Mercer Co. farmers file contempt of court against ODNR over delays


CELINA, Ohio — Legal counsel representing farmers whose land has been flooded as a result of a dam built in 1997 at Grand Lake St. Marys has filed a motion for contempt of court against the Ohio Department of Natural Resources for failing to compensate landowners for their loss.

The action was filed Sept. 6 by Vorys Legal Counsel. A spokesperson for the law firm said the order is meant “to compel” ODNR “to comply with a ruling from the Ohio Supreme Court last year to compensate 87 farmers, families and business owners along Grand Lake St. Marys whose lands flood during rain storms.”

ODNR filed its own letter Sept. 17, saying they are “working diligently” toward meeting the requirements of compensating landowners and assessing damages.

The issue dates back to 1997, when ODNR installed a horseshoe-shaped dam in the hopes that the lake would become more self-sustaining and no longer require ODNR to drain the lake once a year to prevent flooding. However, that goal was never realized and the residents and business owners of the area have suffered significant floods almost every year for the last 15 years, according to Vorys.

Extensive damage

Flooding has been bad enough to damage crops and temporarily evacuate homes.

ODNR maintains its staff are still assessing how much is owed, and that payments will be made.

“ODNR agrees property owners in the flood zone around the spillway at GLSM are owed a monetary amount for property loss,” according to Bethany McCorkle, interim chief of communications. “We need to be good stewards of Ohio’s tax dollars and will not automatically agree to pay inflated multi-million dollar settlement demands for land that is not in the flood zone.
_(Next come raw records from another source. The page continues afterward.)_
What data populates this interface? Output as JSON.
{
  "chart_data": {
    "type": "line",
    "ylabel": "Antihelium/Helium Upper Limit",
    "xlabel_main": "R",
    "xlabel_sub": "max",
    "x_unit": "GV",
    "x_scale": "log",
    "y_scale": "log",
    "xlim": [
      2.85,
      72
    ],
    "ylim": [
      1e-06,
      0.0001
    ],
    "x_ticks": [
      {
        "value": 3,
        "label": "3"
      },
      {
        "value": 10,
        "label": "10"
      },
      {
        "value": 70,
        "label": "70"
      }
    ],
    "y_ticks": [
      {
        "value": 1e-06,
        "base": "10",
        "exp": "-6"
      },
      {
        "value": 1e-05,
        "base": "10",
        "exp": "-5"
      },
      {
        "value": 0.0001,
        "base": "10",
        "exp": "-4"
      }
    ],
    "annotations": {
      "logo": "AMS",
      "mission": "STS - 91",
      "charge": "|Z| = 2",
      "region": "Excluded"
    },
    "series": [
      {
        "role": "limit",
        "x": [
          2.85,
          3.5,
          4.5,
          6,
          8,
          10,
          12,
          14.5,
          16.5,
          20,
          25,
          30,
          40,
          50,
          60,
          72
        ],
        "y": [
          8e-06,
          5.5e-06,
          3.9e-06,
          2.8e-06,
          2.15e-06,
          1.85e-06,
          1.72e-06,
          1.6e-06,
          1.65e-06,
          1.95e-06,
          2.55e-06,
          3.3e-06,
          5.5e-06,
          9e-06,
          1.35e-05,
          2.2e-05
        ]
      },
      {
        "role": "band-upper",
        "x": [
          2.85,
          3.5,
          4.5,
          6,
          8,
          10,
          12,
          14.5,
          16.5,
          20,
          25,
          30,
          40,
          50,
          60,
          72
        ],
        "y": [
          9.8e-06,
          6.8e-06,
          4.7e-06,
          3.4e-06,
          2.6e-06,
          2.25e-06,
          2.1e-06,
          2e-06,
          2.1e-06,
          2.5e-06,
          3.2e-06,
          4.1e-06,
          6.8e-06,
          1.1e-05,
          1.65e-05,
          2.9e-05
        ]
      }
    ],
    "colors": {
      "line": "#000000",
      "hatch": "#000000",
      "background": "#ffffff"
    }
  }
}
We have an obligation to Ohio taxpayers to make sure that each case is valued fairly and we will carry out that obligation.”

Last December, the Ohio Supreme Court found that ODNR was required to compensate 87 landowners in the area for the flooding on their land.

The court’s 7-0 decision found that the state’s 1997 widening of the western spillway caused “a significant increase in the frequency, severity and duration of flooding of downstream properties, to the detriment of the owners of those properties.”